Takeaway: Do beta early. At least before you sink money into a full editing pass with a pro. As it stands, I have a ‘fully edited manuscript’ that has cost me more than it’ll ever earn, and I still need to rip it in half and gut parts of it, rewrite perspectives, and more to cut it into a size that a publisher might actually pick up.
The Current Situation
I’m worried a fantasy publisher won’t take my book because it’s so long. I’m worried no one will like it even if it ends up on shelves (or e-shelves). At the same time, I only promised myself I’d do it to the best of my ability, and if I satisfy that, I’ll be pleased. But that’s no reason not to give myself every chance to succeed. After all, who wouldn’t be more pleased if readers actually like what they wrote?

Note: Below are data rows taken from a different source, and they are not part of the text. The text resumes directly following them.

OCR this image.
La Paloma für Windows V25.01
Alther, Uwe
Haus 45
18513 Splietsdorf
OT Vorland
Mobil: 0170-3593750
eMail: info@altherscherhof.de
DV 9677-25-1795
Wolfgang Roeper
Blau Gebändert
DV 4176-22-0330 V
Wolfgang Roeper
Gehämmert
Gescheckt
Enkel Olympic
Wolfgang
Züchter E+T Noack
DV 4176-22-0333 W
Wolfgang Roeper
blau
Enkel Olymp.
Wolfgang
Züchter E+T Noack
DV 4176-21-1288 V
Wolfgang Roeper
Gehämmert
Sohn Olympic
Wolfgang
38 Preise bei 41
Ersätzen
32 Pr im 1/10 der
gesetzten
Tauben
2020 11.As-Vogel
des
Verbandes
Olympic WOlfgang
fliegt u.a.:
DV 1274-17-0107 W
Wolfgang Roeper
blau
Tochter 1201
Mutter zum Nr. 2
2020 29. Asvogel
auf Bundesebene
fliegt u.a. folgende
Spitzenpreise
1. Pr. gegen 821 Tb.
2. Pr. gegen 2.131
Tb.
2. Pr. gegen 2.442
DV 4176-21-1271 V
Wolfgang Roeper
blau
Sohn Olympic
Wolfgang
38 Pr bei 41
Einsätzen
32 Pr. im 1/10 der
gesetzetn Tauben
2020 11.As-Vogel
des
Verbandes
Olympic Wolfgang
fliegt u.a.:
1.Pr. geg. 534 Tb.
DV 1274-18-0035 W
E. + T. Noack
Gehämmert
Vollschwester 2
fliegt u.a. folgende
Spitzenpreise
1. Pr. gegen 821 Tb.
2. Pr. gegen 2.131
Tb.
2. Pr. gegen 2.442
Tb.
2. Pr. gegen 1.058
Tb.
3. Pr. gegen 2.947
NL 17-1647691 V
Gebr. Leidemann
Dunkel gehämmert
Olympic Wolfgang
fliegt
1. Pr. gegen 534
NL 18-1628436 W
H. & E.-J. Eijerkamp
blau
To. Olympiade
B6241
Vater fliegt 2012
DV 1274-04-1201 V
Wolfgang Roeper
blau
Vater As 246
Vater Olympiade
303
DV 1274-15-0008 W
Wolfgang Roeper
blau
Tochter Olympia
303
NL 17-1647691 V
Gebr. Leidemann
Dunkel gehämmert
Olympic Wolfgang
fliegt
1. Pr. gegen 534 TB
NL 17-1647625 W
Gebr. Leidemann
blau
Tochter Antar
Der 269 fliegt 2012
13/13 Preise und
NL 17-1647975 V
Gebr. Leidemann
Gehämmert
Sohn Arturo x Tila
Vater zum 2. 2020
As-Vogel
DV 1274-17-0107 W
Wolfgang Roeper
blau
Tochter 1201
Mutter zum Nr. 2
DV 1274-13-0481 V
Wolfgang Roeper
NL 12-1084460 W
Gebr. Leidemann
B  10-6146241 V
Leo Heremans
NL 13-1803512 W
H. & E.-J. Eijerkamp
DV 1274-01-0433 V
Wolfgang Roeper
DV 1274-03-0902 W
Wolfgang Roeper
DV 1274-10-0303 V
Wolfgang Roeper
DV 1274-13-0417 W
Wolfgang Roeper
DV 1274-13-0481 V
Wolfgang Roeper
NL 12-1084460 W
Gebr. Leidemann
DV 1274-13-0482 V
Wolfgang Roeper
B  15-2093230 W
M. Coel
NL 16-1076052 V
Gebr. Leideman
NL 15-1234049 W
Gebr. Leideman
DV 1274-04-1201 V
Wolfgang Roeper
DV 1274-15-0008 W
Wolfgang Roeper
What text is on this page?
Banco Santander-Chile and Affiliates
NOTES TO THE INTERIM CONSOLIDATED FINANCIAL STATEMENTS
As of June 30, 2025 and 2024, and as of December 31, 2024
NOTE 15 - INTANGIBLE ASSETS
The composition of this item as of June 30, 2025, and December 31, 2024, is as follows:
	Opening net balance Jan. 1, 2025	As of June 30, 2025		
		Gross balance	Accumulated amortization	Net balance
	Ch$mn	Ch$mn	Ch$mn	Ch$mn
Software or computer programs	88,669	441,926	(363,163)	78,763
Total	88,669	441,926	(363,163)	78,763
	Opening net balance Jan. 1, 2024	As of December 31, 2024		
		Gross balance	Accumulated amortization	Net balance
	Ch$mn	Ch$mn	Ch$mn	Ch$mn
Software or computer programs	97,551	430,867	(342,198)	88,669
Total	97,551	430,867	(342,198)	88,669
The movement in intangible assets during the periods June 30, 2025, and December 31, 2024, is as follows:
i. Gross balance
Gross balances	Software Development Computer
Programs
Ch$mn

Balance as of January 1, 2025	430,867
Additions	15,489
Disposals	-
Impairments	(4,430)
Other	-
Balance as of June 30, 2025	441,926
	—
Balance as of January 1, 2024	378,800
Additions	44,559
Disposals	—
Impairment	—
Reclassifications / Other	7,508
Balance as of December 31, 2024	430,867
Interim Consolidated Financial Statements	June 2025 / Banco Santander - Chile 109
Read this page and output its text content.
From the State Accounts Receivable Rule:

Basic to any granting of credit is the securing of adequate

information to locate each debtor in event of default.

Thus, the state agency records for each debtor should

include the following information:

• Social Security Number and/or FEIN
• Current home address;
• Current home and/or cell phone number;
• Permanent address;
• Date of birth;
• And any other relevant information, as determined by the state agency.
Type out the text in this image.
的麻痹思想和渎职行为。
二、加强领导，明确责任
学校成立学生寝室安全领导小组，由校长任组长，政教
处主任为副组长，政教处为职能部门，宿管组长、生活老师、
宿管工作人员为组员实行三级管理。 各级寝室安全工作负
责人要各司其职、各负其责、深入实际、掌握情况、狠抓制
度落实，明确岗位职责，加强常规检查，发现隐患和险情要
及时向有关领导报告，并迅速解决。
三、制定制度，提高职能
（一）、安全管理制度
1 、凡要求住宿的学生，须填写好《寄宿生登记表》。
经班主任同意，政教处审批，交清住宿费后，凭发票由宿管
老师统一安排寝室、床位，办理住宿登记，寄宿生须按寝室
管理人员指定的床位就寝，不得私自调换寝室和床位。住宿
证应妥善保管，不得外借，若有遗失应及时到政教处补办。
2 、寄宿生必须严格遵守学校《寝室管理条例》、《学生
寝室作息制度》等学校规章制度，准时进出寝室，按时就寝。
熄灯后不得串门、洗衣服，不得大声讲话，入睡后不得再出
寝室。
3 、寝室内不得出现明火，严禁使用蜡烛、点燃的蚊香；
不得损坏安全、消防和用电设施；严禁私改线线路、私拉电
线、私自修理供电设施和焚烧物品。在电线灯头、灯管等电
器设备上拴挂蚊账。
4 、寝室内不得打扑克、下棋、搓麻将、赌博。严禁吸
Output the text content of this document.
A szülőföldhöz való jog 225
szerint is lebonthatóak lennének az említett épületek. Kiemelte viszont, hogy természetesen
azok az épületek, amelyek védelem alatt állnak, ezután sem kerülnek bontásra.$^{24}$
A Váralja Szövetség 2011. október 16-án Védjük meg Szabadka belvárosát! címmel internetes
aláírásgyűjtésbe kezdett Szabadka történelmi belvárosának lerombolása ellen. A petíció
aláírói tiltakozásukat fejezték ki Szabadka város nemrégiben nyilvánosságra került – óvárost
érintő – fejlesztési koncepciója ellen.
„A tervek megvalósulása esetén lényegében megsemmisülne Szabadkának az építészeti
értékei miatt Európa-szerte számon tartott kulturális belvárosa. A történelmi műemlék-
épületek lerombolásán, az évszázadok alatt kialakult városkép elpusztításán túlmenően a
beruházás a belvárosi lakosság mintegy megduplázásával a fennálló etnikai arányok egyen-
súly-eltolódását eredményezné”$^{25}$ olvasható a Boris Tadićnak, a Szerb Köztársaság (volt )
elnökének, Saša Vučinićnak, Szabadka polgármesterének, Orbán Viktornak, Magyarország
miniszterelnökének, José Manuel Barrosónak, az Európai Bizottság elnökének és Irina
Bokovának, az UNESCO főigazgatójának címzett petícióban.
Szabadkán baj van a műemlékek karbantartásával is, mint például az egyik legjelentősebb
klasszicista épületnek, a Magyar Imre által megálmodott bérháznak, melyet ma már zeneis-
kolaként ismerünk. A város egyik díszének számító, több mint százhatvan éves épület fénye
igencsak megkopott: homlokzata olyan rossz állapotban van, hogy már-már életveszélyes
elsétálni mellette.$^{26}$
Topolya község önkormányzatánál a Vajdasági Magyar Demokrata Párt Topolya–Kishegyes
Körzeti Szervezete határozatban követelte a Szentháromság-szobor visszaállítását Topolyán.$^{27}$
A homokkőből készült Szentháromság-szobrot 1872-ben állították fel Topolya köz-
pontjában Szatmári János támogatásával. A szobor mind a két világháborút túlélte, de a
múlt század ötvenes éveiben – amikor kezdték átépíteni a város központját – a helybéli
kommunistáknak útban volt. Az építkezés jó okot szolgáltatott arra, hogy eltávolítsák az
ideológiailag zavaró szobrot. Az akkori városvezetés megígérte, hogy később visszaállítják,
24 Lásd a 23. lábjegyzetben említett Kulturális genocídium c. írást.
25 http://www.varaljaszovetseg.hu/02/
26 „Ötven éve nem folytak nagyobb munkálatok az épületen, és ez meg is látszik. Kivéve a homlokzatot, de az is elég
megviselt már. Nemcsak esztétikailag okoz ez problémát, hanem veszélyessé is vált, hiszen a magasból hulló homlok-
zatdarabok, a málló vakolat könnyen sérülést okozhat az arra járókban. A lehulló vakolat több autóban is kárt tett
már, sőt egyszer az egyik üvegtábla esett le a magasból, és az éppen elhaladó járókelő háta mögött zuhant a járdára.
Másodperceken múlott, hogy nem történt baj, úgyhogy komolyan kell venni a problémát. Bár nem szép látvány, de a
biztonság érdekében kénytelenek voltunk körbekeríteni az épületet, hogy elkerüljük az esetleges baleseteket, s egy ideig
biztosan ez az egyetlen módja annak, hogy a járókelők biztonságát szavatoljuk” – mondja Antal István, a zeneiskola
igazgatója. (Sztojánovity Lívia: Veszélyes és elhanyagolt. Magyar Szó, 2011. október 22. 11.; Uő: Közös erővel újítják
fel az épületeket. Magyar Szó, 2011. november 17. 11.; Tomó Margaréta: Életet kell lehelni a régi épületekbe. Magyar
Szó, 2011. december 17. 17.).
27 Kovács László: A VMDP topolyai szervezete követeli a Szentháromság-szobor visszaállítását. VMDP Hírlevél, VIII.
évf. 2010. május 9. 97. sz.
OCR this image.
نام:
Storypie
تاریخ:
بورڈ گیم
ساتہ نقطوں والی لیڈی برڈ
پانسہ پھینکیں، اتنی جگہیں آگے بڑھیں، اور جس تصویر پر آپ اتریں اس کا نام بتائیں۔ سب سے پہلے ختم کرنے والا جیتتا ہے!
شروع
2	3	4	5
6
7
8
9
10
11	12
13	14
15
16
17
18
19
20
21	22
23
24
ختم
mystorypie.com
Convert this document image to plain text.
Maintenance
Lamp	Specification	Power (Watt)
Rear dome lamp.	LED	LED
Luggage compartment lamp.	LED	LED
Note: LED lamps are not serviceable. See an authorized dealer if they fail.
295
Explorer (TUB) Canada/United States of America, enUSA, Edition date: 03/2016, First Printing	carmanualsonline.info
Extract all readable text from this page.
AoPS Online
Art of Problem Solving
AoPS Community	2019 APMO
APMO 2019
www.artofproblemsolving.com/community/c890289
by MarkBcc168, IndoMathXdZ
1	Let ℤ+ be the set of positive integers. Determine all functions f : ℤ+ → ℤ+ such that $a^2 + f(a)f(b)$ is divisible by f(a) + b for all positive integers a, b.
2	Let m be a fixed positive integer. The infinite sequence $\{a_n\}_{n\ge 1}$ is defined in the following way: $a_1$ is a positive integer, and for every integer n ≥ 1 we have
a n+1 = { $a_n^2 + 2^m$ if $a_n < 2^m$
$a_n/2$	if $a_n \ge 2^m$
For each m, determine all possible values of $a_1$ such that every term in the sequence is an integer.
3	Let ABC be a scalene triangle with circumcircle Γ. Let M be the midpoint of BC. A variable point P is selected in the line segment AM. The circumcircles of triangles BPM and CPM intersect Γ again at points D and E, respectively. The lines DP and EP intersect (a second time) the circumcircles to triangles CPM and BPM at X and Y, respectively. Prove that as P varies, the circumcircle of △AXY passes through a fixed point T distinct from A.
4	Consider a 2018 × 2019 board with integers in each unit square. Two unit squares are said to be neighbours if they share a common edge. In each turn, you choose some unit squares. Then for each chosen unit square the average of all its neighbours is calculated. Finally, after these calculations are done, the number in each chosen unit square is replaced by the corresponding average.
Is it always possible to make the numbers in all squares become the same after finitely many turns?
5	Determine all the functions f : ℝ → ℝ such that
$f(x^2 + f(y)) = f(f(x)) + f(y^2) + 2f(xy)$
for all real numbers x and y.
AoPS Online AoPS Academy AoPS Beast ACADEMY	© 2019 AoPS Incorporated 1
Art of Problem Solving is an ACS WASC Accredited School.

I was aiming to publish in 2023 and it looks like I’m going to do a massive rewrite because my blessed beta readers found huge overarching problems that I didn’t know how to fix. I’m taking a hit to my pride. I thought I was a reasonable writer, and I still think I’ve got areas I’m strong in. But there’s nothing like the gut punch of sensible criticism that you know you should listen to.
I should have a long break from working on the LARP game I’m an admin for over the winter, so I’m setting up a task list. Might as well include it in the post so anyone who’s curious and actually reads these things can see why it’s taking me so long.
- Find a narrative break point somewhere in the ~440 pages to split into two novels. Prep the incision point to make sense as a part one and part two.
- Make an overarching hyper-simplified map of story events in some way and mark where the high and low points of tension/action are. It should help me to map the flow.
- List the theme of each chapter to illuminate what the reader is expected to learn or understand in each.
- Define the character relationships and re-read relevant parts to determine whether the defined struggle is clearly represented by narrative events.
- Find all occurrences of POV that aren’t the main character and rewrite them so they are either from the main’s POV, are cut out, or are 3rd person omniscient (THIS ONE WILL HURT, FAM). Everything relates back to how it impacts Maret, but this is not currently good enough.
- Cut the meandering. It will be hard to find. It will be painful to erase. But if it doesn’t support the intent or theme of the book, it is wasting the reader’s time.
- Make the timeline more obvious, especially any flashbacks. A year date at the start of a chapter isn’t enough because it’s too easy to miss.
- Explain the Shadow and the magic system just a bit earlier. Adds context to the world and lets me dive deeper earlier into why the Shadow is scary in the first place.
- Find some more novels to read and see how they present the movement of time and buildup and release of tension.